Doch kann der Bombay London Dry auch in der Dose mit einem No-Name Tonic überzeugen? Vorneweg: überhaupt nicht. Wie der Gordon’s wirkt der Bombay extrem parfümiert und unnatürlich. Bei den Aromen stechen vor allem Iriswurzel und Angelikawurzel heraus. Klassische Gin Botanicals, aber schlecht eingebettet. Auch bei den bitteren Noten des Tonics gibt es nichts zu gewinnen. Die Kohlensäure ist fast direkt nach dem Öffnen der gekühlten Dose verfolgen. Damit kann die Dose mit dem eigentlich guten Gin wirklich nicht mithalten. Und nebenher verbaut man sich bei diesem Geschmack wahrscheinlich noch das Marken-Image des Bombay Sapphire, aber das müssen andere entscheiden.
Dose 3: Henkes Cucumber Gin & Tonic
Der Name Henkes dürfte so ziemlich niemandem ein Begriff sein. Unter diesem Label wird in Holland der Royal Stork Gin der Firma Bols vermarktet. Bols kennt von daher schon eher, der Hersteller bringt diverse Liköre und andere Cocktailzusätze auf den Markt. Mit Gin hingegen hat sich Bols bisher keinen Namen gemacht. Dafür kann man Getränke aromatisieren. Könnte also ganz gut schmecken, dieser Gin & Tonic aus der Dose.
Der erste Eindruck: Gurke. Erfrischend, sehr dominant, positiver erster Eindruck. Doch je näher sich das Getränk dem Abgang neigt, desto unangenehmer wird der Geschmack. Der G&T hinterlässt einen brauseartigen Geschmack auf der Zunge und wirkt etwas chemisch, statt gekonnt bittere Noten auszuspielen. Die Kohlensäure ist wie bei den anderen beiden nicht besonders nachhaltig.
Fazit – mal schnell zwischendurch?
Müsste man sich zwischen den drei Gin & Tonics aus der Dose entscheiden, dann würde wahrscheinlich der Henkes Cucumber Gin & Tonic gewinnen. Er wirkt als einziges nicht parfümiert, dafür aber dann doch leicht chemisch.

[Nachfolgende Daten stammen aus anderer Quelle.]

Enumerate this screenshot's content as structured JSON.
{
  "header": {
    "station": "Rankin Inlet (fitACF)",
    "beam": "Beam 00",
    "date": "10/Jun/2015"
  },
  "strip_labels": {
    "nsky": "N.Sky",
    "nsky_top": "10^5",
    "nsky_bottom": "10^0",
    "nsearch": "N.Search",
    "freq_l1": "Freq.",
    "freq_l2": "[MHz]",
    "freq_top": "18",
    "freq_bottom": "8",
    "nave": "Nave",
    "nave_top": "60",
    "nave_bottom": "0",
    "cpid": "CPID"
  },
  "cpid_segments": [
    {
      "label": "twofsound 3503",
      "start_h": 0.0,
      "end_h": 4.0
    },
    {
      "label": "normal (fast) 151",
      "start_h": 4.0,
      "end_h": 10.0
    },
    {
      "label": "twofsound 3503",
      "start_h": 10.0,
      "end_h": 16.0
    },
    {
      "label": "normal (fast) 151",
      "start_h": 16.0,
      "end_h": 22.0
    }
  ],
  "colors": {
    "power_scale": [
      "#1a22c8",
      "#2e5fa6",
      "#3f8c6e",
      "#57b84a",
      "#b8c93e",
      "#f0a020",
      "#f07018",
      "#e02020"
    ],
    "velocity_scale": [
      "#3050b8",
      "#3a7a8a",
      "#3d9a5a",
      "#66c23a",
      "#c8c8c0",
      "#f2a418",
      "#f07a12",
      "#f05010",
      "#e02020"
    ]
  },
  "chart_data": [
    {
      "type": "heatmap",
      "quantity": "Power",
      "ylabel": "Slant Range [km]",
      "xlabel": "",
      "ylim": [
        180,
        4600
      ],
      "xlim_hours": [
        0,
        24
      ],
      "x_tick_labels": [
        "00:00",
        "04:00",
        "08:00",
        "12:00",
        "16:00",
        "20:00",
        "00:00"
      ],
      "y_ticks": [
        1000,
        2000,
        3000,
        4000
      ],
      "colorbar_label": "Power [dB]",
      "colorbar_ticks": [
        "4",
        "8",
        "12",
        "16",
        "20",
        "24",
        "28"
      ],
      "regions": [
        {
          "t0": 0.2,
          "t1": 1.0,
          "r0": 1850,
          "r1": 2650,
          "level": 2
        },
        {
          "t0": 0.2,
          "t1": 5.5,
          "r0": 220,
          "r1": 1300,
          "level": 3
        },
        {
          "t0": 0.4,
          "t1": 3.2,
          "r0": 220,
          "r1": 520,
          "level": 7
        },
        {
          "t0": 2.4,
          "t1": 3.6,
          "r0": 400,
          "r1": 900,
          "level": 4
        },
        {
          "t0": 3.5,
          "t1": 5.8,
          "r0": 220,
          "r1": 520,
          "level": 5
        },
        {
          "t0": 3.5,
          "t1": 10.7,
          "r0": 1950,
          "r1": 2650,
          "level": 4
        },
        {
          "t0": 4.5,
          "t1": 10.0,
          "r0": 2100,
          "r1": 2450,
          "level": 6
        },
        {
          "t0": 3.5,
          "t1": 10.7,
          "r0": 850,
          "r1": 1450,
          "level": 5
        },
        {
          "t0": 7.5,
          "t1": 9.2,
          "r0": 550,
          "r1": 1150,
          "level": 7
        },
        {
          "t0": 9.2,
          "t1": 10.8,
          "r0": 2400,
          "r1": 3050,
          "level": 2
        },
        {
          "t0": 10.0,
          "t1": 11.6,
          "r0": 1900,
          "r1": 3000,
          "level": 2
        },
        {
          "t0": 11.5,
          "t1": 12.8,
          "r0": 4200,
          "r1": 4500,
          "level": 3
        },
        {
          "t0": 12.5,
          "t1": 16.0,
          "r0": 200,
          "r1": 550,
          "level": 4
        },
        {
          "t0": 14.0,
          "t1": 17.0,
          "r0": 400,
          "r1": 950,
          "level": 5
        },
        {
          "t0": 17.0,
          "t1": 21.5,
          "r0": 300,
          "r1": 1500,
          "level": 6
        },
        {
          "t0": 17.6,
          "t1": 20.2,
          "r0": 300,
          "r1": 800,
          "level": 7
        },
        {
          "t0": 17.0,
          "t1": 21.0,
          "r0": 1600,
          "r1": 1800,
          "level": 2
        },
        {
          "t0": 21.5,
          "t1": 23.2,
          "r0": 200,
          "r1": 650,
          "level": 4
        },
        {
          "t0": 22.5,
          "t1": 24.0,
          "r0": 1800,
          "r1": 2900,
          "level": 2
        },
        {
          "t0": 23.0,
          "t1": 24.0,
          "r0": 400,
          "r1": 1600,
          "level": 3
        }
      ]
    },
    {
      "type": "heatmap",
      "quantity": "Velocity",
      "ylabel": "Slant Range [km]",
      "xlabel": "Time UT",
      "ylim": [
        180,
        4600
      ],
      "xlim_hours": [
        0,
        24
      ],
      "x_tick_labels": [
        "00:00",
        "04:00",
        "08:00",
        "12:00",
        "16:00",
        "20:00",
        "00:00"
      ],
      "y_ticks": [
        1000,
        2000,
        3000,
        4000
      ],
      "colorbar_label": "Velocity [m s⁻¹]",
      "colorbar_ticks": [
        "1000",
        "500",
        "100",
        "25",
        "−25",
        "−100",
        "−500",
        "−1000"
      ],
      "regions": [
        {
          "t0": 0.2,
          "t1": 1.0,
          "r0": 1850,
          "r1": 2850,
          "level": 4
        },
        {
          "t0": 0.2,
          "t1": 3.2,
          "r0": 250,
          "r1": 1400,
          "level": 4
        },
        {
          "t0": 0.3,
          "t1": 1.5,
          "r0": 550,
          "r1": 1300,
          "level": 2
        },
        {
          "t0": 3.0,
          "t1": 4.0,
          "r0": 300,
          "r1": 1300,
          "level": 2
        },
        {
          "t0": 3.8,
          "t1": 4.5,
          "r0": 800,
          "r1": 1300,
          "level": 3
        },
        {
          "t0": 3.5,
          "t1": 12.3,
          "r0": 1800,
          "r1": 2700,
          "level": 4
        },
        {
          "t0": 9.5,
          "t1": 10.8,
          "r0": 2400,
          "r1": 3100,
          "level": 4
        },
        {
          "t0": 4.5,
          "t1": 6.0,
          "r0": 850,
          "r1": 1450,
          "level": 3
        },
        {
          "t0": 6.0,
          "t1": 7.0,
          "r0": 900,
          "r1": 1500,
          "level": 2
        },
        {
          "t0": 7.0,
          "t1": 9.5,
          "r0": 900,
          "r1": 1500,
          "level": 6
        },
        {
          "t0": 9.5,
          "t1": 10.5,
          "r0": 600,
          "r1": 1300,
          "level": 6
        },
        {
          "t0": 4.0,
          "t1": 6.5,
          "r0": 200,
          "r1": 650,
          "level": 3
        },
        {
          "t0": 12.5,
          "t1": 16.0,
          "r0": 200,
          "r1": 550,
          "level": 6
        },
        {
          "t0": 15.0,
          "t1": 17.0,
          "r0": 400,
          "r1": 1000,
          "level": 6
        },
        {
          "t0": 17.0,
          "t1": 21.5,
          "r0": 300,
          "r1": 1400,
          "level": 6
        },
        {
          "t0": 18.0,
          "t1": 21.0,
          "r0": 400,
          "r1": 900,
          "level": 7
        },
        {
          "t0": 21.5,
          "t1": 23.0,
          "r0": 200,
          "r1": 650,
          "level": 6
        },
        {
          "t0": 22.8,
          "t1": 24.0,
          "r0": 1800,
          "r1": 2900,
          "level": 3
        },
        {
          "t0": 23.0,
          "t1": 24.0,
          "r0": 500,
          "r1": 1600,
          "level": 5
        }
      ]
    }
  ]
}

Wenn man also keine besondere Lust auf den Aufwand beim Pressen frischer Zitronen hat und wieder einmal die Muße fehlt das ganze Set an Barwerkzeug nach der Zubereitung eines Cocktails wieder zu spülen – ja, dann greift man schon einmal schnell zu einem Gin & Tonic. Und trotzdem bekommt man dabei eine herrliche Komplexität und einen erfrischenden Drink in die Hand.
Doch aus der Dose – da ist man bei GINspiration wahrscheinlich einfach nicht die Zielgruppe. Und geschmacklich gibt es da auch nur wenig zu verpassen. Eben nicht mal stink normaler Gin & Tonic, weit abseits vom „ultra premium small batch hand-crafted Musterstadt Dry Gin“ und jeglicher Form der Barkultur. Kann man verurteilen, kann man das aber auch lassen.